Friday, April 25, 2014

How Flashlights Prove the Value of Objective Standards

Remember a few years ago when flashlights had no fixed, defined, objective standard for brightness, distance, or even how long the light would last before the batteries croaked?
Ads for those D-cell flashlights would say, "Super Bright!" "Max Brightness!" "One-Mile Range!" "Best Performance!" and of course, "Long-Lasting!"

This is the problem of a lack of objective, measurable standards. Without them, we are reduced to subjective opinion. And opinion is subject to bias and self-interest. "In my opinion, the light from this flashlight is indeed Super Bright." And, "In my opinion, my flashlight has the best performance."

[Interruption for advertising clarification. In real life, "best" is a claim of superiority. "I am the best!" But in the bizarre world of advertising, "best" is a parity claim. All marketers can claim their product is the best. And so everyone is the best and all are equal. Just don't claim your product is "better" unless you have tons of evidence because "better" is a superiority claim in the advertising world.]

So LED flashlights arrive and the wild claims continue. A few marketers start using "candlepower" which varies depending on how it is measured (how far from the bulb, for example). But still open to subjective manipulation. In other words, my 20,000 candlepower flashlight might be brighter or dimmer than your 20,000 candlepower flashlight.

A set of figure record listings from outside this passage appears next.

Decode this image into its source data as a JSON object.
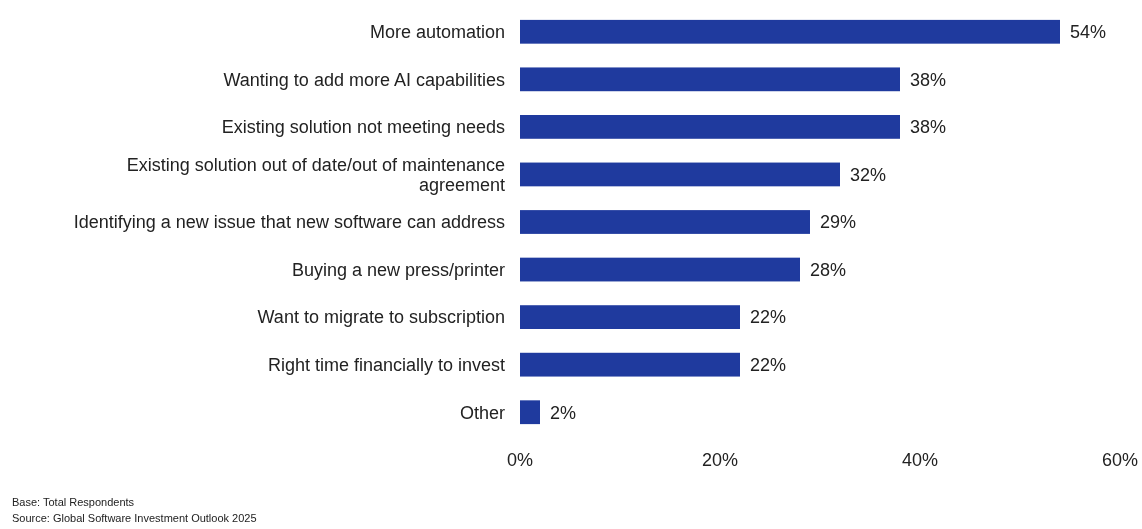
{
  "chart_data": {
    "type": "bar",
    "orientation": "horizontal",
    "categories": [
      "More automation",
      "Wanting to add more AI capabilities",
      "Existing solution not meeting needs",
      "Existing solution out of date/out of maintenance agreement",
      "Identifying a new issue that new software can address",
      "Buying a new press/printer",
      "Want to migrate to subscription",
      "Right time financially to invest",
      "Other"
    ],
    "values": [
      54,
      38,
      38,
      32,
      29,
      28,
      22,
      22,
      2
    ],
    "value_labels": [
      "54%",
      "38%",
      "38%",
      "32%",
      "29%",
      "28%",
      "22%",
      "22%",
      "2%"
    ],
    "color": "#1f3a9e",
    "xlim": [
      0,
      60
    ],
    "xticks": [
      {
        "value": 0,
        "label": "0%"
      },
      {
        "value": 20,
        "label": "20%"
      },
      {
        "value": 40,
        "label": "40%"
      },
      {
        "value": 60,
        "label": "60%"
      }
    ],
    "grid": false,
    "annotations": [
      "Base: Total Respondents",
      "Source: Global Software Investment Outlook 2025"
    ]
  }
}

Enter the ANSI (American National Standards Institute) FL-1 standard, which measures flashlight output in lumens according to a fixed protocol.

Yesterday, I just happened to be flashlight shopping and noticed the variety of light output. There were flashlights rated from 9 lumens (a traditional 2-D-cell flashlight, through 64, 120, 200, 700 and so on. Of course, the 9-lumen light was only $2.49 while the 700-lumen light was $39.99, but you now can make an informed choice.

[Last  caution. If you shop on the Web, be careful because lots of ads will claim huge lumen outputs for very low cash. They might not be measuring by the FL-1 standard.]

Philosophical conclusion: Fixed standards, like fixed values (hint: Ten Commandments) make decision making much easier--and with more reliable results.